When officials in Denver started drafting a strategic traffic plan a few years back, they concluded that the city no longer had the money to expand its roads to meet the surging demands. They would have to make do with what they had.
Denver's planners created a board game, Right of Way, that was scaled to the city's streets. It had cards that symbolized lanes for travel, parking, buses, bikes, mixed use, and medians. There were too many cards for the available space, so officials gathered community representatives to debate which sorts of lanes mattered most. To everyone's surprise, the group worked out an agreement, one that the city council pretty much ratified. "In the absence of additional benefits, it's all about trade-offs," said Gideon Berger, who headed the Denver project.
Doomsayers' warnings that China will overtake the United States in economic strength because of its snazzier airports and trains are surely overblown. But we shouldn't minimize the task that our elderly infrastructure presents. Highways and bridges will need $2.5 trillion in upgrades if they are to survive for another 50 years -- a must-do to keep commerce thriving. And that figure doesn't even take into account the airports, railroads, subways, sewage-treatment plants, waterworks, levees, electric grids, pipelines, and all of those other expensive systems that people ignore until they break down.

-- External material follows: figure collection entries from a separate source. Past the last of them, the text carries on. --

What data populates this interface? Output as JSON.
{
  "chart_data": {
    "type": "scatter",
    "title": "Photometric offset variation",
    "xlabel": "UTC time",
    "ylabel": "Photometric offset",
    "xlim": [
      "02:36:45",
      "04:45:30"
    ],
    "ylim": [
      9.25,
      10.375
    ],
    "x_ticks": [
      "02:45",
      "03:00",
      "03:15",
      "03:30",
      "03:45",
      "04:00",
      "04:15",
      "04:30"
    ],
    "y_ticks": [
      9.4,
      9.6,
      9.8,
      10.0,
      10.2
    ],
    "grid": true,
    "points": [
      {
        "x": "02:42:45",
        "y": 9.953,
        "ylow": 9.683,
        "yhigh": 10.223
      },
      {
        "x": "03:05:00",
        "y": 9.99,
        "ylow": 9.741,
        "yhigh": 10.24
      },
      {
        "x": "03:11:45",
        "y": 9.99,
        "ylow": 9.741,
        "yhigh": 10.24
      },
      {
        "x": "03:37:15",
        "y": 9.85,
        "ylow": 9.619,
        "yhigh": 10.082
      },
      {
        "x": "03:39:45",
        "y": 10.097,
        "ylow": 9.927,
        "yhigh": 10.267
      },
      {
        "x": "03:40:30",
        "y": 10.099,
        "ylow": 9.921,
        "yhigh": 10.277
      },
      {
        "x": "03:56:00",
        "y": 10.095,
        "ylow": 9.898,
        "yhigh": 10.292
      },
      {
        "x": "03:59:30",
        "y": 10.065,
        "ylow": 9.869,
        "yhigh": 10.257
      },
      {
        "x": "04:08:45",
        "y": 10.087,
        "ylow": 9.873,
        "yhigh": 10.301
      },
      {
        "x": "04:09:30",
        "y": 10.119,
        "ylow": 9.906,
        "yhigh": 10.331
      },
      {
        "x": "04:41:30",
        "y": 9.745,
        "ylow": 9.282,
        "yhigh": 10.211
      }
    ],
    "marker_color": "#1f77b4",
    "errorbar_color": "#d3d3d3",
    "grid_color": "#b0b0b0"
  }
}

So, who's gonna pay? Don't count on Washington, where cut, cut, cut is the order of the day. The 41,000-mile interstate highway system, which bound the nation into a single market with an investment of $130 billion, will cost twice that much in upkeep over the next five years. After two years of wrangling, Congress cobbled together only half a highway bill, authorizing just $104 billion -- less per year than a longer version and insufficient to cover modern improvements. The era of the massive federal public works project is over.
If Washington is broke, then what? State governments, which kick in one-tenth of the costs (to the feds' one-fourth) for roads, have also suffered from the sagging economy. The private sector could step in--and to a minor extent, already has -- but that requires an intimate but complicated cooperation between municipalities, investors, and federal overseers.
More and more, the burden is devolving onto the level of government closest to the potholes. Roads, railways, gas pipelines, water pipes, electric grids, and even Internet access will increasingly rely on individual communities' choices and resources. In Lower Manhattan or along the Brooklyn waterfront, it'll be up to New York City to protect against another disastrous hit to the city's economy like that wrought by superstorm Sandy. Absent federal money to build the levees, Mayor Michael Bloomberg will need to find the funding elsewhere. Fuhgettaboutit.
More likely, the story of infra-structure for the foreseeable future can be found in Denver. As metropolises become ever-bigger economic hubs, city planners will look for better options for moving people from place to place or risk losing critical investment from local businesses. No longer will officials talk only about adding infrastructure but will also broaden the discussion to include other options -- mass transit or bike lanes, say. The idea is to get people out of their cars, without resorting to the dictatorial, London-style option of charging drivers to enter the city -- which Bloomberg once proposed, to Bronx cheers.
Let's not forget another source of funds: user fees, more palatable than direct taxes. The Capitol Beltway in Northern Virginia recently introduced toll lanes -- privately funded, mostly -- that, for a guaranteed 45 mph speed, electronically charge drivers a levy that varies with traffic volume. If governments are strapped, who's the last patsy standing? You are.